Александр Соловьёв

Ветви Ихуа


Скачать книгу

Злобный чхарь! Перебить людей в белом – это ж раз плюнуть. Сигурд взял себя в руки: рано драться. Он выпрямил спину, мужчина и женщина отстранились. Щелчок – и в глазах Сигурда побелело, а затем наступила ночь – вся в переливающихся пятнах.

      Он стиснул зубы, чтобы не взвыть. Его схватили подмышки и заставили подняться.

      «Терпи, бигем, – велел себе. – Зрение вернется… вскорости будешь видеть…»

      Его уложили на ровную поверхность, к вискам и лбу прислонили какие-то прохладные штуки.

      Коли хотели бы убить, наверняка бы давно уже сделали это. Стали бы так далеко везти его – до самого города?
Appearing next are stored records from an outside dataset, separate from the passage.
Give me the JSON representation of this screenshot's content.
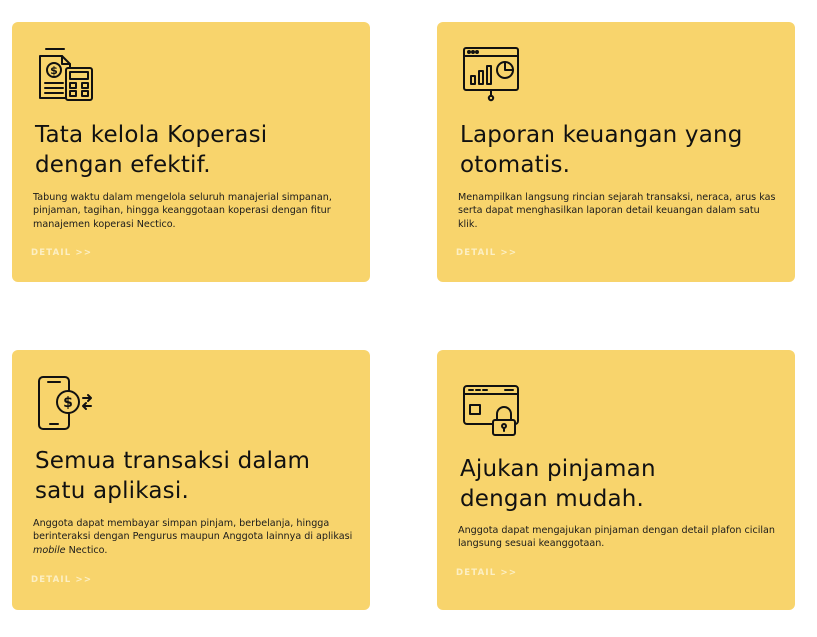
{
  "cards": [
    {
      "icon": "finance-calculator-icon",
      "title_line1": "Tata kelola Koperasi",
      "title_line2": "dengan efektif.",
      "description": "Tabung waktu dalam mengelola seluruh manajerial simpanan, pinjaman, tagihan, hingga keanggotaan koperasi dengan fitur manajemen koperasi Nectico.",
      "detail_label": "DETAIL >>"
    },
    {
      "icon": "report-chart-icon",
      "title_line1": "Laporan keuangan yang",
      "title_line2": "otomatis.",
      "description": "Menampilkan langsung rincian sejarah transaksi, neraca, arus kas serta dapat menghasilkan laporan detail keuangan dalam satu klik.",
      "detail_label": "DETAIL >>"
    },
    {
      "icon": "mobile-transaction-icon",
      "title_line1": "Semua transaksi dalam",
      "title_line2": "satu aplikasi.",
      "description_before": "Anggota dapat membayar simpan pinjam, berbelanja, hingga berinteraksi dengan Pengurus maupun Anggota lainnya di aplikasi ",
      "description_em": "mobile",
      "description_after": " Nectico.",
      "detail_label": "DETAIL >>"
    },
    {
      "icon": "secure-card-icon",
      "title_line1": "Ajukan pinjaman",
      "title_line2": "dengan mudah.",
      "description": "Anggota dapat mengajukan pinjaman dengan detail plafon cicilan langsung sesuai keanggotaan.",
      "detail_label": "DETAIL >>"
    }
  ],
  "colors": {
    "card_background": "#F8D46C",
    "text": "#111111",
    "detail_link": "#fcefc4"
  }
}
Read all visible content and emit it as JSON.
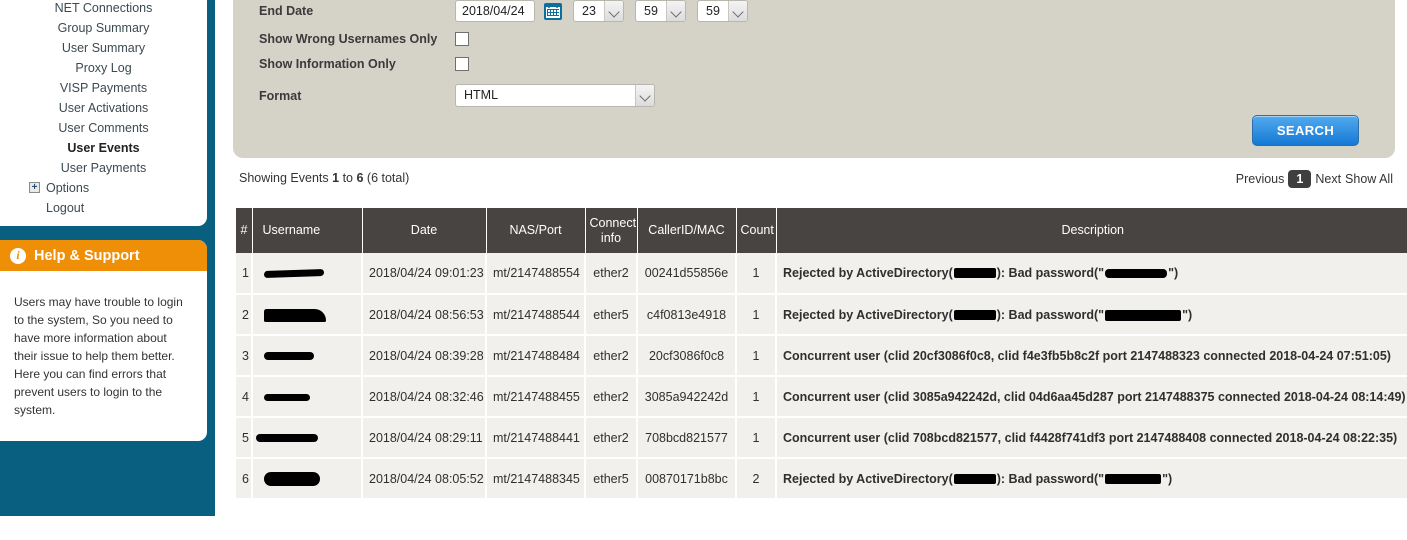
{
  "sidebar": {
    "nav_items": [
      {
        "label": "NET Connections",
        "bold": false,
        "indent": false
      },
      {
        "label": "Group Summary",
        "bold": false,
        "indent": false
      },
      {
        "label": "User Summary",
        "bold": false,
        "indent": false
      },
      {
        "label": "Proxy Log",
        "bold": false,
        "indent": false
      },
      {
        "label": "VISP Payments",
        "bold": false,
        "indent": false
      },
      {
        "label": "User Activations",
        "bold": false,
        "indent": false
      },
      {
        "label": "User Comments",
        "bold": false,
        "indent": false
      },
      {
        "label": "User Events",
        "bold": true,
        "indent": false
      },
      {
        "label": "User Payments",
        "bold": false,
        "indent": false
      }
    ],
    "options_label": "Options",
    "options_expand_glyph": "+",
    "logout_label": "Logout",
    "help": {
      "icon": "info-icon",
      "title": "Help & Support",
      "body": "Users may have trouble to login to the system, So you need to have more information about their issue to help them better. Here you can find errors that prevent users to login to the system."
    }
  },
  "form": {
    "end_date": {
      "label": "End Date",
      "value": "2018/04/24",
      "calendar_icon": "calendar-icon",
      "hour": "23",
      "minute": "59",
      "second": "59"
    },
    "wrong_usernames": {
      "label": "Show Wrong Usernames Only",
      "checked": false
    },
    "information_only": {
      "label": "Show Information Only",
      "checked": false
    },
    "format": {
      "label": "Format",
      "value": "HTML"
    },
    "search_label": "SEARCH"
  },
  "results": {
    "showing_prefix": "Showing Events",
    "showing_from": "1",
    "showing_to_word": "to",
    "showing_to": "6",
    "showing_total": "(6 total)",
    "pager": {
      "previous": "Previous",
      "current_page": "1",
      "next": "Next",
      "show_all": "Show All"
    },
    "columns": [
      "#",
      "Username",
      "Date",
      "NAS/Port",
      "Connect info",
      "CallerID/MAC",
      "Count",
      "Description"
    ],
    "rows": [
      {
        "num": "1",
        "username": "[redacted]",
        "date": "2018/04/24 09:01:23",
        "nas_port": "mt/2147488554",
        "connect_info": "ether2",
        "caller_id": "00241d55856e",
        "count": "1",
        "desc_prefix": "Rejected by ActiveDirectory(",
        "desc_mid": "): Bad password(\"",
        "desc_suffix": "\")"
      },
      {
        "num": "2",
        "username": "[redacted]",
        "date": "2018/04/24 08:56:53",
        "nas_port": "mt/2147488544",
        "connect_info": "ether5",
        "caller_id": "c4f0813e4918",
        "count": "1",
        "desc_prefix": "Rejected by ActiveDirectory(",
        "desc_mid": "): Bad password(\"",
        "desc_suffix": "\")"
      },
      {
        "num": "3",
        "username": "[redacted]",
        "date": "2018/04/24 08:39:28",
        "nas_port": "mt/2147488484",
        "connect_info": "ether2",
        "caller_id": "20cf3086f0c8",
        "count": "1",
        "description": "Concurrent user (clid 20cf3086f0c8, clid f4e3fb5b8c2f port 2147488323 connected 2018-04-24 07:51:05)"
      },
      {
        "num": "4",
        "username": "[redacted]",
        "date": "2018/04/24 08:32:46",
        "nas_port": "mt/2147488455",
        "connect_info": "ether2",
        "caller_id": "3085a942242d",
        "count": "1",
        "description": "Concurrent user (clid 3085a942242d, clid 04d6aa45d287 port 2147488375 connected 2018-04-24 08:14:49)"
      },
      {
        "num": "5",
        "username": "[redacted]",
        "date": "2018/04/24 08:29:11",
        "nas_port": "mt/2147488441",
        "connect_info": "ether2",
        "caller_id": "708bcd821577",
        "count": "1",
        "description": "Concurrent user (clid 708bcd821577, clid f4428f741df3 port 2147488408 connected 2018-04-24 08:22:35)"
      },
      {
        "num": "6",
        "username": "[redacted]",
        "date": "2018/04/24 08:05:52",
        "nas_port": "mt/2147488345",
        "connect_info": "ether5",
        "caller_id": "00870171b8bc",
        "count": "2",
        "desc_prefix": "Rejected by ActiveDirectory(",
        "desc_mid": "): Bad password(\"",
        "desc_suffix": "\")"
      }
    ]
  },
  "colors": {
    "sidebar_teal": "#095f80",
    "help_orange": "#ef8f08",
    "form_panel": "#d5d2c8",
    "table_header": "#474442",
    "row_bg": "#f1f0ec",
    "search_blue": "#1479d4"
  }
}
      Сигурд на секунду открыл глаза. На белом мерцающем поле двигались, переплетаясь две тени. Он снова зажмурился. В эту минуту на запястьях и голенях разом защелкнулось несколько ремней. Где-то над головой что-то клацнуло, затем ровно тихо загудело, – этот звук увлек бигема в беспросветную темноту.

      Часть вторая

      Город Алгирск

      1

      «Любить географию – это одно, а преподавать ее нынешним сомолфедам – совсем другое», – к такому выводу пришел Орест Крофович Зубров, проработав три месяца и одну неделю в средней школе номер один города Алгирска.

      Когда три года назад в кабинете привинчивали доску – узкую, скользкую, с браком, – Зубров учился в Багровском Университете, и плотники не могли знать о том, что однажды этот кабинет перейдет в его распоряжение. Тем более, вряд ли они догадывались о поразительных габаритах будущего географа, за которые ученики дадут ему прозвище Бульдозер. Зубров и сам неожиданно понял, что до последнего времени словно и не замечал своих невероятных размеров, и теперь, внезапно ощутив их, никак не мог совладать с этим большим телом. Как бы там ни было, доска висела на обычном, стандартном уровне, и, когда, загораживая ее наполовину, молодой учитель писал, ему приходилось скукоживаться и приседать, и всякий раз это зрелище вызывало приступ веселья у сидящих в классе.

      Зубров выбрал кусок мела покрупнее.

      – А теперь запишем название этого массива, – сказал он.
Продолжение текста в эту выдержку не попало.